Si, como en el Reino Unido, la actividad de las universidades estuviera sometida a un sistema de evaluación y la financiación pública se condicionara a los resultados, la autonomía universitaria cobraría sentido y las reglas del juego cambiarían radicalmente. No es difícil poner en marcha un sistema de ese tipo que, como vemos, se aplica en otros países. Unos pocos indicadores clave fáciles de elaborar facilitarían mucho la evaluación, haciéndola rápida y poco costosa. Esencialmente, habría que medir los resultados de la investigación básica y aplicada (que se publican en revistas listadas o se registran como patentes) y la calidad de la docencia, para lo que hay que seguir la trayectoria profesional de los alumnos que acabaron sus estudios en la universidad (más que preguntar a los alumnos actuales por su valoración del “servicio” que se les presta). Sobre estos métodos de evaluación las universidades anglosajonas tienen una larga experiencia.

Todo cambiaría radicalmente en el momento en que la cantidad y calidad de estos resultados se hiciera pública y pasaran a determinar la financiación de cada universidad, y la ceguera fingida que impide ver el mérito dentro de las universidades desaparecería como por arte de magia. De repente veríamos cómo se aplican incentivos, cómo se buscaría contratar a los mejores, cómo se apoyaría al que trabaja y se ofrecerían medios a quienes los hacen rentables, y cómo aquellos que vegetan tendiendo redes en los pasillos perderían el manto protector de la oscuridad. Esta sencilla reforma nunca se ha intentado en España, y yo incluso diría que se ha evitado conscientemente. Pero es la única salida a la larga. La cuestión no es debatir si hacerlo o no, sino cuándo, y por qué no se ha hecho ya. El sistema actual es una mezcla de las peores alternativas posibles: un sistema de evaluación de la “capacidad” del profesorado engorroso, indefinido en los criterios y que se aplica sólo en los momentos de “promoción”; autonomía universitaria sin responsabilidad (que resulta en libertinaje de la peor especie, a cuenta del contribuyente); ausencia de todo sistema de medición del mérito, a nivel individual o agregado (departamentos, facultades, universidades).
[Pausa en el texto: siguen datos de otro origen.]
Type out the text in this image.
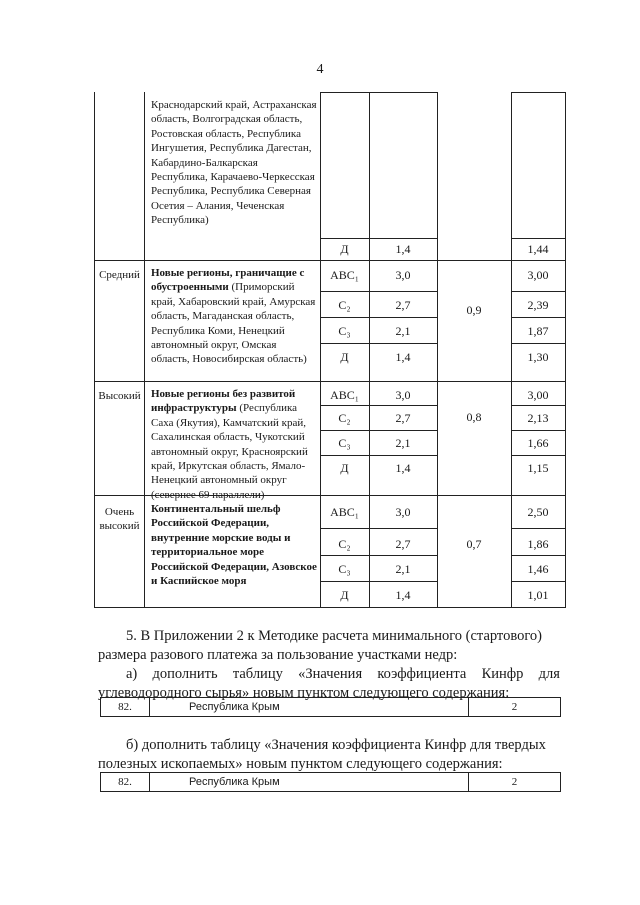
4
Краснодарский край, Астраханская область, Волгоградская область, Ростовская область, Республика Ингушетия, Республика Дагестан, Кабардино-Балкарская Республика, Карачаево-Черкесская Республика, Республика Северная Осетия – Алания, Чеченская Республика)
Д	1,4	1,44
Средний	Новые регионы, граничащие с обустроенными (Приморский край, Хабаровский край, Амурская область, Магаданская область, Республика Коми, Ненецкий автономный округ, Омская область, Новосибирская область)
0,9
ABC₁	3,0	3,00
C₂	2,7	2,39
C₃	2,1	1,87
Д	1,4	1,30
Высокий Новые регионы без развитой инфраструктуры (Республика Саха (Якутия), Камчатский край, Сахалинская область, Чукотский автономный округ, Красноярский край, Иркутская область, Ямало-Ненецкий автономный округ (севернее 69 параллели)
0,8
ABC₁	3,0	3,00
C₂	2,7	2,13
C₃	2,1	1,66
Д	1,4	1,15
Очень высокий
Континентальный шельф Российской Федерации, внутренние морские воды и территориальное море Российской Федерации, Азовское и Каспийское моря
0,7
ABC₁	3,0	2,50
C₂	2,7	1,86
C₃	2,1	1,46
Д	1,4	1,01
5. В Приложении 2 к Методике расчета минимального (стартового)
размера разового платежа за пользование участками недр:
а) дополнить таблицу «Значения коэффициента Кинфр для
углеводородного сырья» новым пунктом следующего содержания:
82.	Республика Крым	2
б) дополнить таблицу «Значения коэффициента Кинфр для твердых
полезных ископаемых» новым пунктом следующего содержания:
82.	Республика Крым	2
Este magma caótico que atrapa a miles de funcionarios no es otra cosa que un agujero negro que se traga todos los recursos que puedas volcar en él. Los pobres resultados observados serían idénticos multiplicando la financiación por dos, por tres, por veinte. Los problemas no se resuelven con un control de calidad ocasional de los curricula, por transparente y eficiente que sea.

Hasta que esa sangría no se cierre, pensar en gastos adicionales en investigación y desarrollo con dinero público es un despropósito y un insulto, y cualquier oferta a los investigadores un engaño. Sin una revolución meritocrática en la universidad no podemos esperar los cambios necesarios en el mercado de trabajo, en la productividad de las empresas y en la especialización sectorial de la economía, que son hoy más urgentes que nunca.